- This topic has 1 reply, 1 voice, and was last updated 1 month, 1 week ago by steffanlv.
August 14, 2020 at 3:08 pm #9554seohelperKeymaster
Hello there! I have an image blog and there are 5 to 6 images in each post. I have applied all the on-page techniques like using “Alt text”, Image name, caption, etc. After publishing, I share my images on image sharing sites like Pinterest, Instagram, etc. Now, could anyone please suggest what are the other best off-page techniques to rank images higher on Google image search? Any help would be appreciable!August 14, 2020 at 9:27 pm #9555steffanlv
Ok, going to give you some advice that I usually only give to paying clients so if you’re smart you will listen carefully.
1. Build links that point both to the page the images are on and to the actual images themselves.
2. Make sure your images appear to be completely unique to Google by going to [images.google.com](https://images.google.com) and dragging/dropping them into the search field and look at the description (“possible related searches”) and other images and pages that come up in the SERP. What is returned after searching should be only images or pages from your website or your images posted to other sites like Pinterest.

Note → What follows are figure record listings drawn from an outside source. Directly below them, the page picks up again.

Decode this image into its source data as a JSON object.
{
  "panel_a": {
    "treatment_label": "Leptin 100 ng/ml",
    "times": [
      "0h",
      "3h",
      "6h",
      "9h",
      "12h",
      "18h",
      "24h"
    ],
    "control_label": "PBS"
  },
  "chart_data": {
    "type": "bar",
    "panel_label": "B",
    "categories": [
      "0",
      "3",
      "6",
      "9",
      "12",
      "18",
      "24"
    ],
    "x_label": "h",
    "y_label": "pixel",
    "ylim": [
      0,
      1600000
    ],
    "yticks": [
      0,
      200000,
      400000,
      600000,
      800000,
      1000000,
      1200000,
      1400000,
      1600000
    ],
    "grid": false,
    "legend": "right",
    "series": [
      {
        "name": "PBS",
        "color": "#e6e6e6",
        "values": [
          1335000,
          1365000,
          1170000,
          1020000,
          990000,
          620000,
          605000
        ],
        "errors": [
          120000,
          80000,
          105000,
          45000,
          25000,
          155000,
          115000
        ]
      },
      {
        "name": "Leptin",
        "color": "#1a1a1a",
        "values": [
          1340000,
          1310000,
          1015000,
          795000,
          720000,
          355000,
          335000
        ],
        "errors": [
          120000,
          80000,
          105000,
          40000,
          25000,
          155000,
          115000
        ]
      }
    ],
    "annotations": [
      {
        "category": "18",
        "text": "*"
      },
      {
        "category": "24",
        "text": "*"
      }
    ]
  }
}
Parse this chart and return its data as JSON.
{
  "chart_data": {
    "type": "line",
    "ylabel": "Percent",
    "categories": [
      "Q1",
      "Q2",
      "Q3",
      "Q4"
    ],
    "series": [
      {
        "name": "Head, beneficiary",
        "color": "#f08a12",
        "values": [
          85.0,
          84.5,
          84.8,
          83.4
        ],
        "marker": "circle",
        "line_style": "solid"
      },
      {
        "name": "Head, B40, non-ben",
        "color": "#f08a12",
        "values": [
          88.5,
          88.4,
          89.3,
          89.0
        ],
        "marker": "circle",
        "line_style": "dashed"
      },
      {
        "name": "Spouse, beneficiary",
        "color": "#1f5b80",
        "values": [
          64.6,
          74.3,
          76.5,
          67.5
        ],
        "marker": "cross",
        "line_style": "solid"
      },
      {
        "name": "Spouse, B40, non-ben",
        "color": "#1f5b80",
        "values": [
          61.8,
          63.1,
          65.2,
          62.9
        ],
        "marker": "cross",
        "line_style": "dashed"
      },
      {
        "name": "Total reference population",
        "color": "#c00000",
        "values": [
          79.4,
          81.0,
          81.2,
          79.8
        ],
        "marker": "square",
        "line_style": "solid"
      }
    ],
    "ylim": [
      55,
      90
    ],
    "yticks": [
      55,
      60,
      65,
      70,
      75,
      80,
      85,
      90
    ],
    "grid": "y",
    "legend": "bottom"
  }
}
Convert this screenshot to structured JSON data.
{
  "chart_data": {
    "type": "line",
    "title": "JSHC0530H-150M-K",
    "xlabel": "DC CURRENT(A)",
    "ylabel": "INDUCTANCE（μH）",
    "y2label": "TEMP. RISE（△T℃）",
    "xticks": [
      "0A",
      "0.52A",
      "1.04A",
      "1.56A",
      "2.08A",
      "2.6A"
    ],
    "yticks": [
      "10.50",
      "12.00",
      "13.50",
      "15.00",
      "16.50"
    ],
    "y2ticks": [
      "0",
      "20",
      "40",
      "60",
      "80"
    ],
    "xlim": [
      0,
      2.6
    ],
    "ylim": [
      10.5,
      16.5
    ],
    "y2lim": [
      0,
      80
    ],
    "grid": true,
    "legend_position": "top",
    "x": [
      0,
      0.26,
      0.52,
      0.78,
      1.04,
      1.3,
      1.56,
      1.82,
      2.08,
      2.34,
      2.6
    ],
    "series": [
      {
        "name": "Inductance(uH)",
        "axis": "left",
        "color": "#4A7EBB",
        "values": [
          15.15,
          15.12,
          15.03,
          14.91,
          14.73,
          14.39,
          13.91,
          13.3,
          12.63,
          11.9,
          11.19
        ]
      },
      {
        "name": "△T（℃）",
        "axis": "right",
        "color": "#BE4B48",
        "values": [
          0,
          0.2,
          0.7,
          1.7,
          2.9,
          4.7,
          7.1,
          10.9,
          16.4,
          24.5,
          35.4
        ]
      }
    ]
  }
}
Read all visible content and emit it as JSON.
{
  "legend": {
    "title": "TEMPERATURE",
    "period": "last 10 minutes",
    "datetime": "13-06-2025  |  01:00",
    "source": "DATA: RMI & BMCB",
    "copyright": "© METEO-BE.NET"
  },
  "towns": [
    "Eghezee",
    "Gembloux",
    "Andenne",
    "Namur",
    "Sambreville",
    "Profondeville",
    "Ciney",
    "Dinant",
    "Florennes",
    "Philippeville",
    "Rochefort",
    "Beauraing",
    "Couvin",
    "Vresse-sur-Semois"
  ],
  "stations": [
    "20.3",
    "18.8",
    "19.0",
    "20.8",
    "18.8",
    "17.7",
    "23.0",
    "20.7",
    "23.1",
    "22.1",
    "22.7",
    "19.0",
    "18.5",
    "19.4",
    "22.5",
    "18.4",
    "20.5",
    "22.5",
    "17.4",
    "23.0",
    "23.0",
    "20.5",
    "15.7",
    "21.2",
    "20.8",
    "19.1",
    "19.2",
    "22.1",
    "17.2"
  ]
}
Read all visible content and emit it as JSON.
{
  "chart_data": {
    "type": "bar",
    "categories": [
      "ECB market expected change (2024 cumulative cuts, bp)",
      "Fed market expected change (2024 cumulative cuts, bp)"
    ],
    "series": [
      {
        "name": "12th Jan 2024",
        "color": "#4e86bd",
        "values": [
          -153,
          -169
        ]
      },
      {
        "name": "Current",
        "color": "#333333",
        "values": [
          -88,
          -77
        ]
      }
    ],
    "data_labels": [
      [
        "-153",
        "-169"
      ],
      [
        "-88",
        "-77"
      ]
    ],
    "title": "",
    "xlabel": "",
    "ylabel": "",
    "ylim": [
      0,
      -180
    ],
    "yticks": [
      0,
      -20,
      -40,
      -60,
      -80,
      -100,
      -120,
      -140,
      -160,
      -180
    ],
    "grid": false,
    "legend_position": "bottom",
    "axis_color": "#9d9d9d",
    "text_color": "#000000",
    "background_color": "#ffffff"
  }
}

3. You can use [images.google.com](https://images.google.com) to test every image on your website to ensure Google is indexing the images correctly. What I mean is, the content of each of your images should come up as the description of the image in searches on [images.google.com](https://images.google.com). For instance, if you have an image of a couple walking a white dog in a park Google should be able to determine that from the content in your image.
4. If Google doesn’t return the subject matter of your image correctly then you will most likely need to work with editing the image and subsequently keep submitting the image to Google until Google is correctly able to tell what the image content is (in this case the couple walking the white dog).
5. If you are stuck trying to get Google Images to correctly recognize an image’s subject matter just do a normal Google search for the activity in the image and look at the images that Google normally returns for that particular search (for instance, ‘couple walking in park with white dog’). You may then need to alter your image a bit to format it similar to the images that do come up for the term or replace your image altogether.
Now, it is true that Google can determine image content from surrounding content on the page but that can take time for Google to work out. It’s better to take steps in the beginning to make sure your content is as ‘Google friendly’ as possible.
Ideally, you should try to get images from your website to come in searches, not images on parasites like Pinterest. You want to own the content and funnel traffic to your site, not Pinterest’s site. How do you do that?
1. For every image you have, crop the image, making it smaller, and use that new, smaller image as the image you post to pinterest and other like sites. Be sure on every image you post to a site like Pinterest that you include a link to the full sized, uncropped image on your website.
2. Lastly, always watermark your sites. Doesn’t really help with SEO but it will save you some headache down the line when you have to deal with sites that have stolen your content. Download a DMCA template to have handy for submitting to hosting companies and registrars for removing your unauthorized content.